The hope is that this prototype, borrowing in its neoclassical design from street furniture, such as bollards and letterboxes, will spring up across the capital, as a drinking and refilling station, dispensing with the need for single-use water bottles. “People need to realise how much waste they produce in terms of plastic bottles,” he says of the lofty intentions of this first public commission by Charles Asprey and Jane Withers of the London Fountain Co. “Water should be free for everybody.”
It’s a typically staunch standpoint from a designer who has been nothing short of exacting in his own aesthetic life. For instance, it’s only in recent years that Anastassiades has begun to adorn the walls of his home with artworks. “It takes a long time before something gets hung,” he says of his growing art collection, which includes a darkly minimalist canvas by the German painter Silke Otto-Knapp in the second-floor bedroom. “Not much actually makes it on to the walls.”
But it’s the green velvet George Smith sofa downstairs that took the most deliberation. “When you’re buying things by another designer they really need to reflect the way you think,” he says. “I lived without furniture for a long time before deciding this should be the one.” Other standouts, such as the leather Charles Eames chair that was a house-warming gift and the pair of Mies van der Rohe Brno seats he picked up in a junk store for £20 a pop, found their place more easily.
There’s seemingly no end to this house’s evolution. Not long ago, the deterioration of the basement stairs, which lead to the guest area, compelled a switch from marble stairs to an alternating step design that’s modelled after Carlo Scarpa’s concrete staircase at the Castelvecchio museum in Verona. Soon after, the studio and showroom that once occupied the ground floor was relocated to Camden. Currently used for storage, Anastassiades is considering transforming the remaining rooms into an independent gallery.

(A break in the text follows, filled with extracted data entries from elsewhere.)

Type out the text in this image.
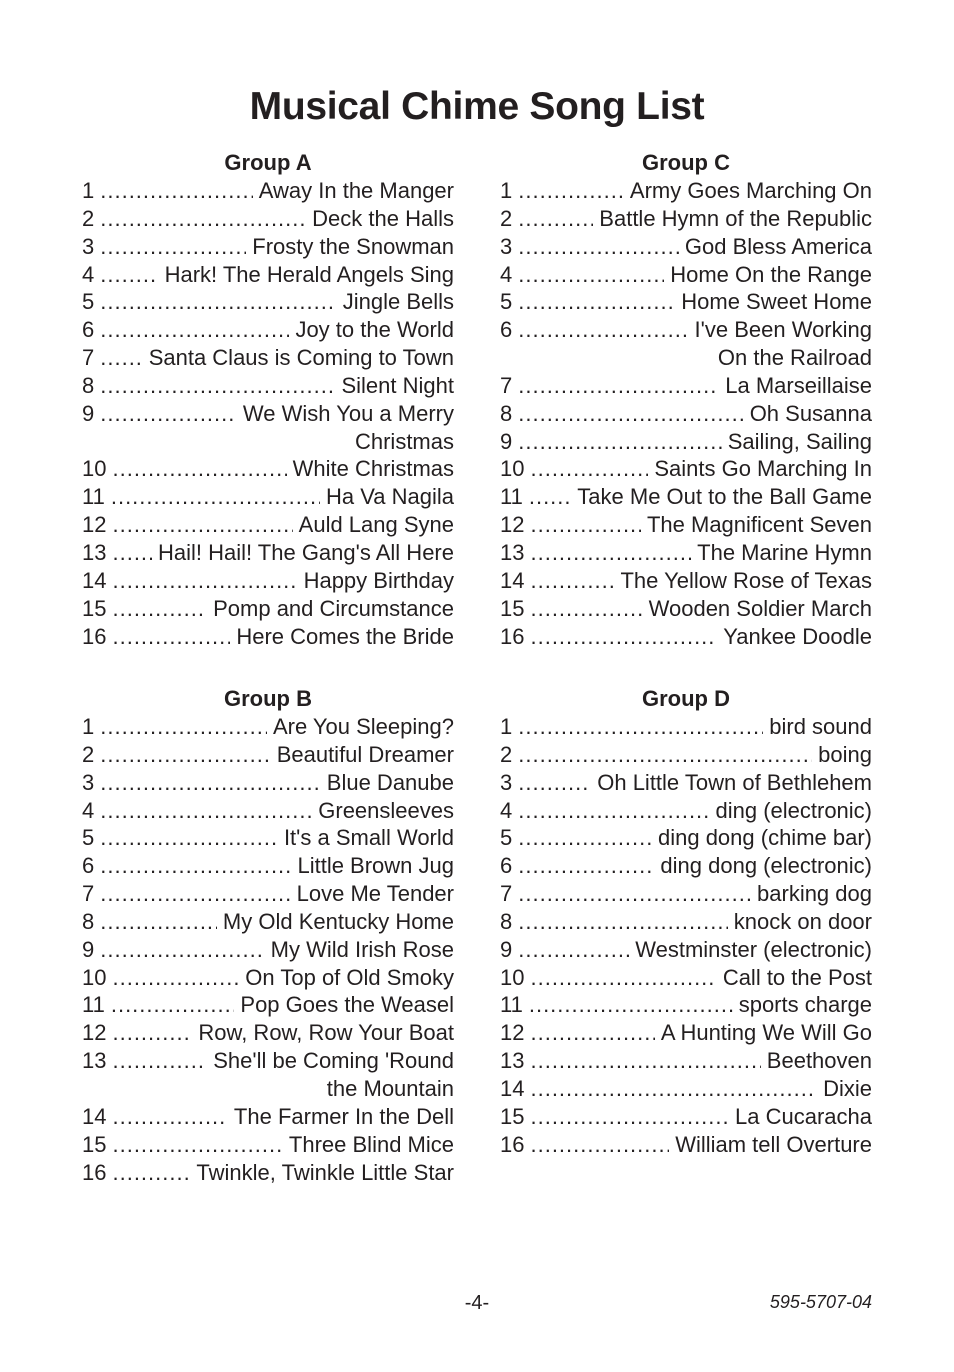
Musical Chime Song List
Group A
1 .....	Away In the Manger
2 .....	Deck the Halls
3 .....	Frosty the Snowman
4 .....	Hark! The Herald Angels Sing
5 .....	Jingle Bells
6 .....	Joy to the World
7 ..... Santa Claus is Coming to Town
8 .....	Silent Night
9 .....	We Wish You a Merry
Christmas
10 .....	White Christmas
11 .....	Ha Va Nagila
12 .....	Auld Lang Syne
13 ..... Hail! Hail! The Gang's All Here
14 .....	Happy Birthday
15 .....	Pomp and Circumstance
16 .....	Here Comes the Bride
Group B
1 .....	Are You Sleeping?
2 .....	Beautiful Dreamer
3 .....	Blue Danube
4 .....	Greensleeves
5 .....	It's a Small World
6 .....	Little Brown Jug
7 .....	Love Me Tender
8 .....	My Old Kentucky Home
9 .....	My Wild Irish Rose
10 .....	On Top of Old Smoky
11 .....	Pop Goes the Weasel
12 .....	Row, Row, Row Your Boat
13 .....	She'll be Coming 'Round
the Mountain
14 .....	The Farmer In the Dell
15 .....	Three Blind Mice
16 .....	Twinkle, Twinkle Little Star
Group C
1 .....	Army Goes Marching On
2 .....	Battle Hymn of the Republic
3 .....	God Bless America
4 .....	Home On the Range
5 .....	Home Sweet Home
6 .....	I've Been Working
On the Railroad
7 .....	La Marseillaise
8 .....	Oh Susanna
9 .....	Sailing, Sailing
10 .....	Saints Go Marching In
11 ..... Take Me Out to the Ball Game
12 .....	The Magnificent Seven
13 .....	The Marine Hymn
14 .....	The Yellow Rose of Texas
15 .....	Wooden Soldier March
16 .....	Yankee Doodle
Group D
1 .....	bird sound
2 .....	boing
3 .....	Oh Little Town of Bethlehem
4 .....	ding (electronic)
5 .....	ding dong (chime bar)
6 .....	ding dong (electronic)
7 .....	barking dog
8 .....	knock on door
9 .....	Westminster (electronic)
10 .....	Call to the Post
11 .....	sports charge
12 .....	A Hunting We Will Go
13 .....	Beethoven
14 .....	Dixie
15 .....	La Cucaracha
16 .....	William tell Overture
-4-	595-5707-04
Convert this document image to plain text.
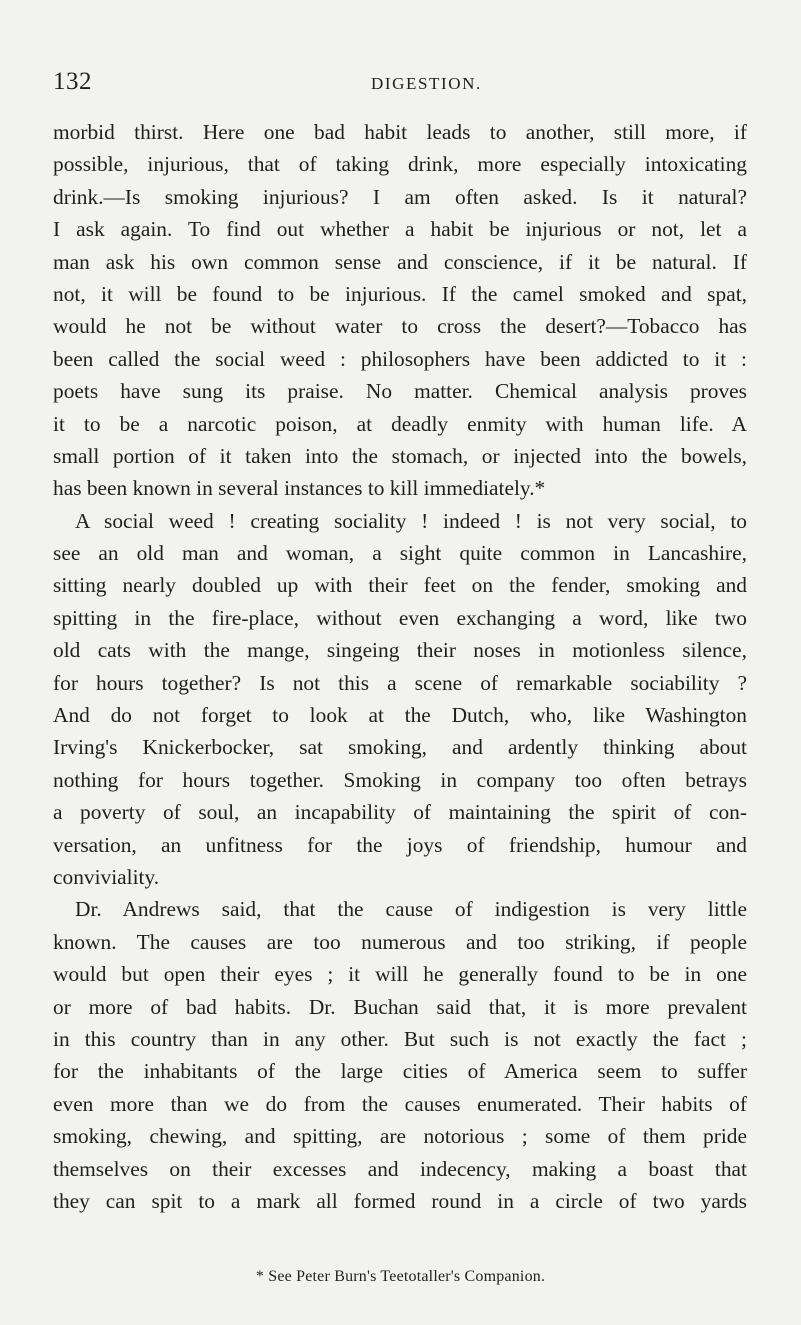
132	DIGESTION.
morbid thirst. Here one bad habit leads to another, still more, if
possible, injurious, that of taking drink, more especially intoxicating
drink.—Is smoking injurious? I am often asked. Is it natural?
I ask again. To find out whether a habit be injurious or not, let a
man ask his own common sense and conscience, if it be natural. If
not, it will be found to be injurious. If the camel smoked and spat,
would he not be without water to cross the desert?—Tobacco has
been called the social weed : philosophers have been addicted to it :
poets have sung its praise. No matter. Chemical analysis proves
it to be a narcotic poison, at deadly enmity with human life. A
small portion of it taken into the stomach, or injected into the bowels,
has been known in several instances to kill immediately.*
A social weed ! creating sociality ! indeed ! is not very social, to
see an old man and woman, a sight quite common in Lancashire,
sitting nearly doubled up with their feet on the fender, smoking and
spitting in the fire-place, without even exchanging a word, like two
old cats with the mange, singeing their noses in motionless silence,
for hours together? Is not this a scene of remarkable sociability ?
And do not forget to look at the Dutch, who, like Washington
Irving's Knickerbocker, sat smoking, and ardently thinking about
nothing for hours together. Smoking in company too often betrays
a poverty of soul, an incapability of maintaining the spirit of con-
versation, an unfitness for the joys of friendship, humour and
conviviality.
Dr. Andrews said, that the cause of indigestion is very little
known. The causes are too numerous and too striking, if people
would but open their eyes ; it will he generally found to be in one
or more of bad habits. Dr. Buchan said that, it is more prevalent
in this country than in any other. But such is not exactly the fact ;
for the inhabitants of the large cities of America seem to suffer
even more than we do from the causes enumerated. Their habits of
smoking, chewing, and spitting, are notorious ; some of them pride
themselves on their excesses and indecency, making a boast that
they can spit to a mark all formed round in a circle of two yards
* See Peter Burn's Teetotaller's Companion.
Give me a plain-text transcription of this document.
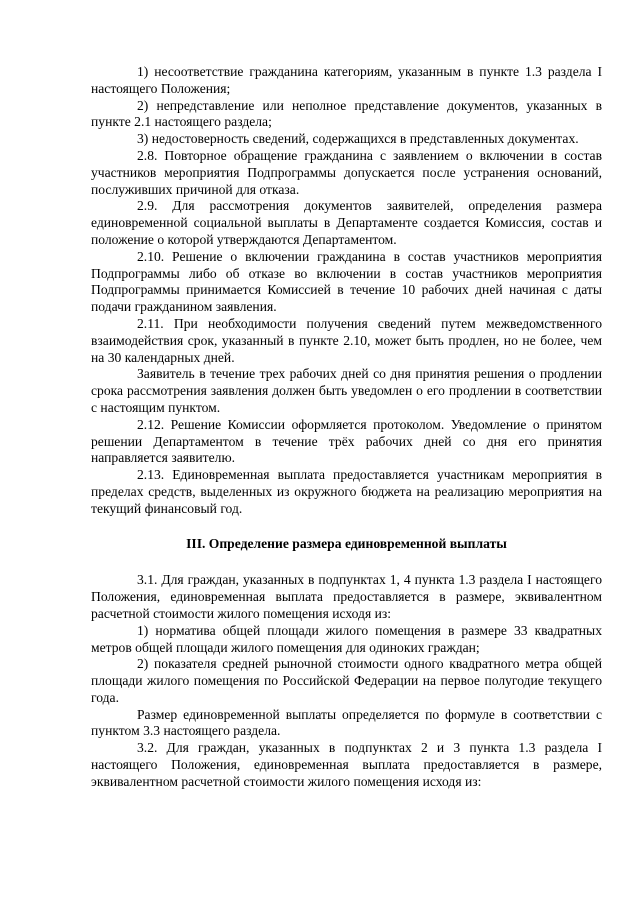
1) несоответствие гражданина категориям, указанным в пункте 1.3 раздела I настоящего Положения;

2) непредставление или неполное представление документов, указанных в пункте 2.1 настоящего раздела;

3) недостоверность сведений, содержащихся в представленных документах.

2.8. Повторное обращение гражданина с заявлением о включении в состав участников мероприятия Подпрограммы допускается после устранения оснований, послуживших причиной для отказа.

2.9. Для рассмотрения документов заявителей, определения размера единовременной социальной выплаты в Департаменте создается Комиссия, состав и положение о которой утверждаются Департаментом.

2.10. Решение о включении гражданина в состав участников мероприятия Подпрограммы либо об отказе во включении в состав участников мероприятия Подпрограммы принимается Комиссией в течение 10 рабочих дней начиная с даты подачи гражданином заявления.

2.11. При необходимости получения сведений путем межведомственного взаимодействия срок, указанный в пункте 2.10, может быть продлен, но не более, чем на 30 календарных дней.

Заявитель в течение трех рабочих дней со дня принятия решения о продлении срока рассмотрения заявления должен быть уведомлен о его продлении в соответствии с настоящим пунктом.

2.12. Решение Комиссии оформляется протоколом. Уведомление о принятом решении Департаментом в течение трёх рабочих дней со дня его принятия направляется заявителю.

2.13. Единовременная выплата предоставляется участникам мероприятия в пределах средств, выделенных из окружного бюджета на реализацию мероприятия на текущий финансовый год.

III. Определение размера единовременной выплаты

3.1. Для граждан, указанных в подпунктах 1, 4 пункта 1.3 раздела I настоящего Положения, единовременная выплата предоставляется в размере, эквивалентном расчетной стоимости жилого помещения исходя из:

1) норматива общей площади жилого помещения в размере 33 квадратных метров общей площади жилого помещения для одиноких граждан;

2) показателя средней рыночной стоимости одного квадратного метра общей площади жилого помещения по Российской Федерации на первое полугодие текущего года.

Размер единовременной выплаты определяется по формуле в соответствии с пунктом 3.3 настоящего раздела.

3.2. Для граждан, указанных в подпунктах 2 и 3 пункта 1.3 раздела I настоящего Положения, единовременная выплата предоставляется в размере, эквивалентном расчетной стоимости жилого помещения исходя из:
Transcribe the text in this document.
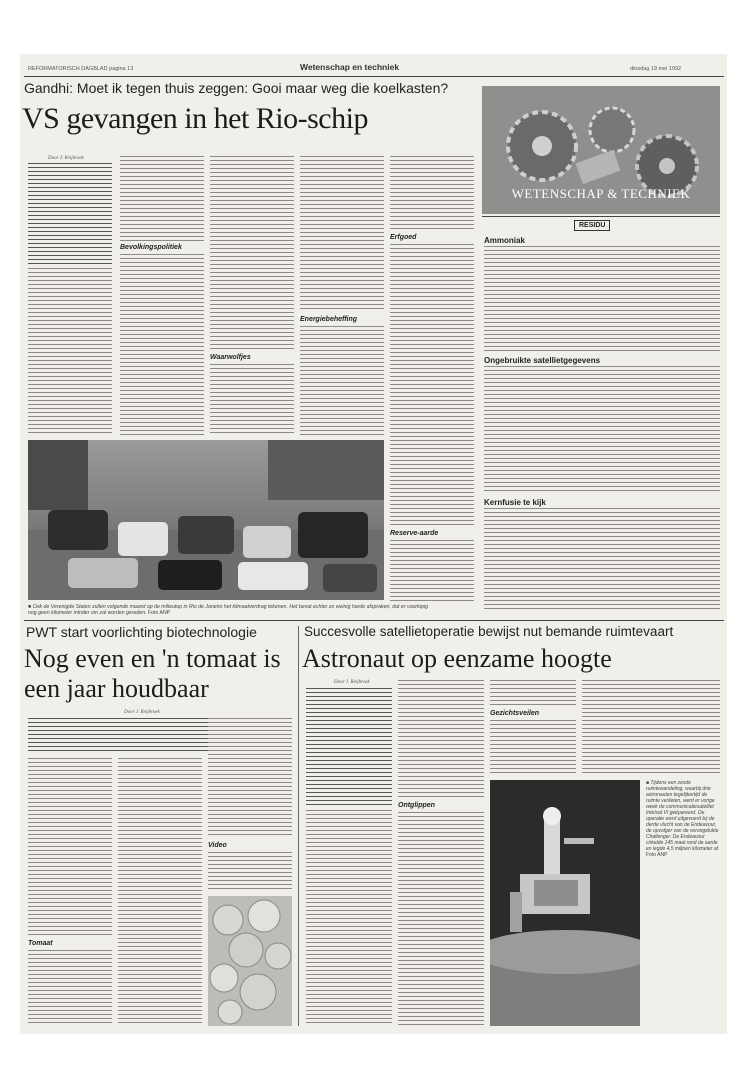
REFORMATORISCH DAGBLAD pagina 13	Wetenschap en techniek	dinsdag 19 mei 1992
Gandhi: Moet ik tegen thuis zeggen: Gooi maar weg die koelkasten?
VS gevangen in het Rio-schip
Door J. Reijbroek
Bevolkingspolitiek
Waarwolfjes
Energiebeheffing
Erfgoed
Reserve-aarde
■ Ook de Verenigde Staten zullen volgende maand op de milieutop in Rio de Janeiro het klimaatverdrag tekenen. Het bevat echter zo weinig harde afspraken, dat er voorlopig nog geen kilometer minder om zal worden gereden. Foto ANP
WETENSCHAP & TECHNIEK
RESIDU
Ammoniak
Ongebruikte satellietgegevens
Kernfusie te kijk
PWT start voorlichting biotechnologie
Nog even en 'n tomaat is een jaar houdbaar
Door J. Reijbroek
Tomaat
Video
Succesvolle satellietoperatie bewijst nut bemande ruimtevaart
Astronaut op eenzame hoogte
Door J. Reijbroek
Ontglippen
Gezichtsveilen
■ Tijdens een zesde ruimtewandeling, waarbij drie astronauten tegelijkertijd de ruimte verlieten, werd er vorige week de communicatiesatelliet Intelsat VI geëpareerd. De operatie werd uitgevoerd bij de derde vlucht van de Endeavour, de opvolger van de verongelukte Challenger. De Endeavour cirkelde 145 maal rond de aarde en legde 4,5 miljoen kilometer af. Foto ANP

At the top of the house is the secluded space Anastassiades added five years ago. Overlooking the market at the front and the mushrooming high-rise developments of Waterloo to the rear, it enjoys some of the finest views of London. “This is a retreat for me,” he says of the living room, which is reserved for reading and yoga. It also happens to be the most decorative: there are russet paintings by Cypriot artist Polys Peslikas, a Scandinavian 1930s rug and the archipelago-shaped Lidingö coffee table that he first designed for Svenskt Tenn in 2013. “The whole skyline has changed since I’ve lived here,” he says looking out towards the London Eye, whose arc is perfectly mirrored by the brilliantly bonkers Martine Bedin Super Lamp that sits on the windowsill. You get the sense that Anastassiades is still embracing that flux – both outside and in.